Rachel struggles to just exist, so much so, that adding something like the energy and responsibility that comes with a young boy threatens to make that struggle unbearable. When we learn later that she’s a drunk, it comes as no surprise.
“Copper Canteen” is built around an ever-descending walk, musically and lyrically, and it begins with a somewhat innocuous complaint:
Honey don’t you be yelling at me when I’m cleanin’ my gun
I’ll wash the blood off the tailgate when deer season’s done
We’ve got one more weekend to go
And I’d like to kill one more doe
This sort of intracouple bickering and the details of a rural man’s hobby is actually rather trite for a McMurtry song. But with McMurtry the maestro, such charges are usually premature. And this is no exception.
What comes next, for instance, transforms the innocuous into somewhat frightening hostility:
So I’ll shovel the sidewalk again ’cause you’re still in a stew
And I’ll bet the bridge tender’s widow won’t mind
That I can’t please you
She’s sure got the run of the men
Out here where the pickings are thin
And there’s not much to do
Why McMurtry is such a deft craftsman is that, standing alone, the two stanzas don’t amount to much. But together, they are potent. The second verse is a window into the depth of the bickering and reenforces the death theme in the first verse.

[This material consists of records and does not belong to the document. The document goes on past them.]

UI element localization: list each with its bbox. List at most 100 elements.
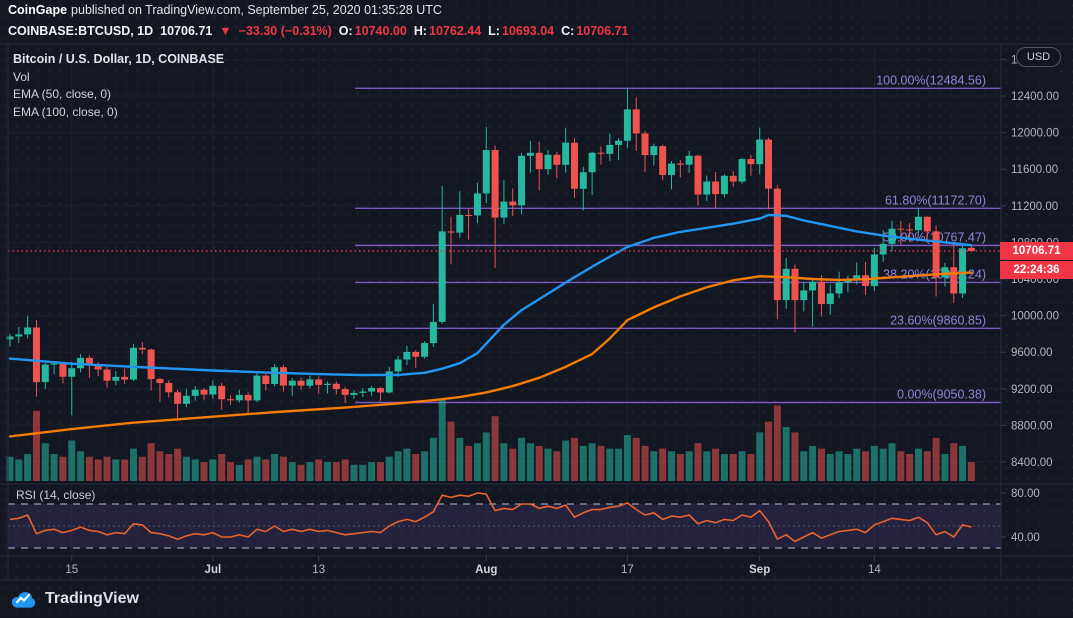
candle[interactable] bbox=[756, 139, 764, 165]
candle[interactable] bbox=[376, 388, 384, 393]
candle[interactable] bbox=[668, 163, 675, 175]
candle[interactable] bbox=[253, 375, 261, 401]
candle[interactable] bbox=[138, 347, 146, 350]
candle[interactable] bbox=[156, 379, 164, 383]
currency-unit-button[interactable]: USD bbox=[1016, 47, 1061, 67]
candle[interactable] bbox=[262, 375, 270, 385]
candle[interactable] bbox=[32, 327, 40, 383]
candle[interactable] bbox=[218, 385, 226, 400]
candle[interactable] bbox=[491, 149, 499, 218]
candle[interactable] bbox=[623, 109, 631, 141]
rsi-axis-label[interactable]: 40.00 bbox=[1011, 532, 1040, 544]
candle[interactable] bbox=[182, 395, 190, 404]
candle[interactable] bbox=[429, 321, 437, 344]
candle[interactable] bbox=[526, 152, 534, 156]
candle[interactable] bbox=[191, 389, 199, 396]
candle[interactable] bbox=[174, 392, 182, 404]
candle[interactable] bbox=[421, 343, 429, 357]
candle[interactable] bbox=[41, 364, 49, 383]
candle[interactable] bbox=[562, 142, 570, 165]
candle[interactable] bbox=[271, 367, 279, 385]
candle[interactable] bbox=[147, 349, 155, 380]
candle[interactable] bbox=[950, 267, 958, 294]
candle[interactable] bbox=[685, 155, 693, 165]
candle[interactable] bbox=[368, 388, 376, 392]
candle[interactable] bbox=[279, 367, 287, 386]
candle[interactable] bbox=[800, 290, 808, 301]
candle[interactable] bbox=[50, 363, 58, 365]
candle[interactable] bbox=[791, 268, 799, 301]
candle[interactable] bbox=[579, 172, 587, 189]
candle[interactable] bbox=[59, 363, 67, 377]
legend-volume[interactable]: Vol bbox=[13, 69, 30, 84]
candle[interactable] bbox=[306, 379, 314, 386]
candle[interactable] bbox=[862, 275, 870, 287]
price-axis-label[interactable]: 12400.00 bbox=[1011, 91, 1059, 103]
time-axis-label[interactable]: 14 bbox=[868, 564, 881, 576]
tradingview-brand-text[interactable]: TradingView bbox=[45, 590, 139, 607]
candle[interactable] bbox=[588, 152, 596, 173]
candle[interactable] bbox=[879, 243, 887, 255]
candle[interactable] bbox=[809, 281, 817, 291]
candle[interactable] bbox=[914, 216, 922, 231]
candle[interactable] bbox=[315, 379, 323, 385]
price-axis-label[interactable]: 10000.00 bbox=[1011, 311, 1059, 323]
time-axis-label[interactable]: 17 bbox=[621, 564, 634, 576]
candle[interactable] bbox=[385, 371, 393, 393]
price-axis-label[interactable]: 8800.00 bbox=[1011, 420, 1053, 432]
candle[interactable] bbox=[923, 216, 931, 232]
candle[interactable] bbox=[941, 267, 949, 278]
candle[interactable] bbox=[712, 181, 720, 195]
candle[interactable] bbox=[85, 357, 93, 365]
price-axis-label[interactable]: 12000.00 bbox=[1011, 128, 1059, 140]
candle[interactable] bbox=[782, 268, 790, 301]
candle[interactable] bbox=[553, 154, 561, 165]
candle[interactable] bbox=[200, 389, 208, 395]
candle[interactable] bbox=[297, 380, 305, 386]
legend-ema100[interactable]: EMA (100, close, 0) bbox=[13, 104, 118, 119]
candle[interactable] bbox=[288, 380, 296, 386]
candle[interactable] bbox=[235, 394, 243, 401]
candle[interactable] bbox=[500, 201, 508, 218]
time-axis-label[interactable]: Aug bbox=[475, 564, 497, 576]
candle[interactable] bbox=[906, 229, 914, 231]
candle[interactable] bbox=[932, 231, 940, 278]
candle[interactable] bbox=[6, 336, 14, 340]
candle[interactable] bbox=[324, 383, 332, 385]
legend-ema50[interactable]: EMA (50, close, 0) bbox=[13, 87, 112, 101]
candle[interactable] bbox=[509, 201, 517, 206]
candle[interactable] bbox=[729, 175, 737, 182]
candle[interactable] bbox=[694, 155, 702, 195]
candle[interactable] bbox=[959, 248, 967, 294]
rsi-axis-label[interactable]: 80.00 bbox=[1011, 488, 1040, 500]
price-axis-label[interactable]: 11600.00 bbox=[1011, 164, 1058, 176]
rsi-legend[interactable]: RSI (14, close) bbox=[13, 488, 99, 502]
time-axis-label[interactable]: Sep bbox=[749, 564, 770, 576]
candle[interactable] bbox=[615, 140, 623, 145]
candle[interactable] bbox=[535, 152, 543, 170]
candle[interactable] bbox=[967, 247, 975, 251]
candle[interactable] bbox=[870, 254, 878, 287]
candle[interactable] bbox=[68, 368, 76, 377]
price-axis-label[interactable]: 9600.00 bbox=[1011, 347, 1053, 359]
candle[interactable] bbox=[447, 231, 455, 233]
candle[interactable] bbox=[473, 193, 481, 216]
candle[interactable] bbox=[129, 347, 137, 380]
candle[interactable] bbox=[15, 334, 23, 337]
candle[interactable] bbox=[738, 159, 746, 182]
symbol-name[interactable]: COINBASE:BTCUSD, 1D bbox=[8, 24, 154, 38]
candle[interactable] bbox=[394, 359, 402, 372]
candle[interactable] bbox=[897, 228, 905, 230]
candle[interactable] bbox=[165, 382, 173, 393]
tradingview-logo-icon[interactable] bbox=[10, 589, 37, 609]
candle[interactable] bbox=[403, 351, 411, 360]
candle[interactable] bbox=[650, 146, 658, 156]
price-axis-label[interactable]: 8400.00 bbox=[1011, 457, 1053, 469]
candle[interactable] bbox=[606, 144, 614, 154]
candle[interactable] bbox=[747, 159, 755, 165]
candle[interactable] bbox=[765, 139, 773, 189]
candle[interactable] bbox=[456, 214, 464, 233]
candle[interactable] bbox=[121, 376, 129, 380]
candle[interactable] bbox=[482, 149, 490, 194]
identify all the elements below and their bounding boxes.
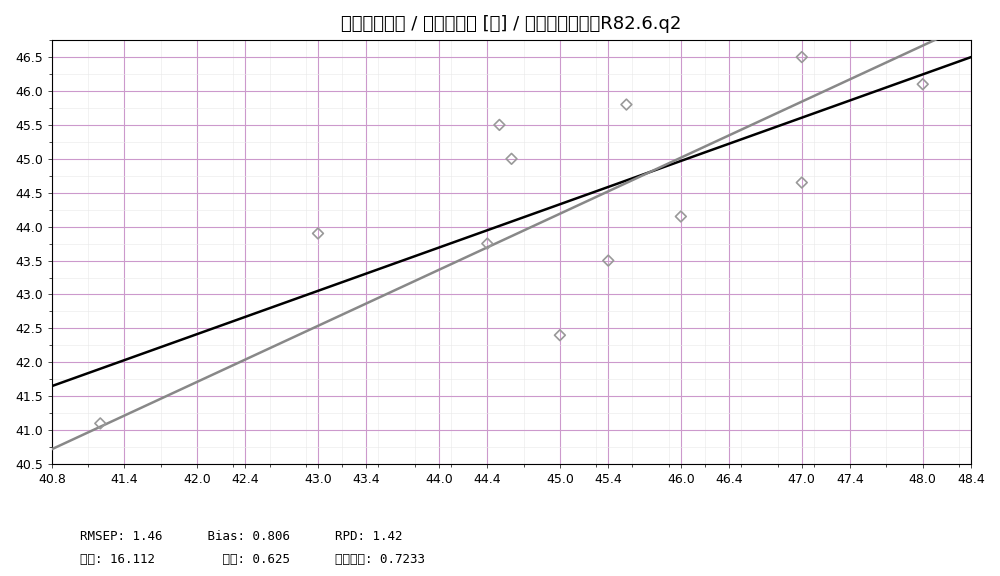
Point [479, 239, 495, 248]
Point [504, 154, 520, 164]
Point [915, 79, 931, 89]
Point [491, 120, 507, 130]
Point [794, 52, 810, 62]
Point [673, 212, 689, 221]
Point [618, 100, 634, 109]
Point [310, 229, 326, 238]
Point [600, 256, 616, 265]
Text: 截距: 16.112         斜率: 0.625      相关因子: 0.7233: 截距: 16.112 斜率: 0.625 相关因子: 0.7233 [80, 553, 425, 566]
Text: RMSEP: 1.46      Bias: 0.806      RPD: 1.42: RMSEP: 1.46 Bias: 0.806 RPD: 1.42 [80, 530, 402, 543]
Title: 预测值对真值 / 纤维素含量 [％] / 纤维素含量模型R82.6.q2: 预测值对真值 / 纤维素含量 [％] / 纤维素含量模型R82.6.q2 [341, 15, 682, 33]
Point [92, 419, 108, 428]
Point [794, 178, 810, 187]
Point [552, 331, 568, 340]
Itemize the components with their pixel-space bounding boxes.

What does this do? It has you reevaluating the first verse and seriously wondering whether the first line is an actual direct threat and whether it’s really a deer the narrator is referring to with the term “doe.” That trite first verse is now fully loaded.
And that’s what competent songwriters do. They plane and sand until it’s perfectly square and only that which is required remains. And they keep building on the foundations they lay to make the experience full upon multiple listens.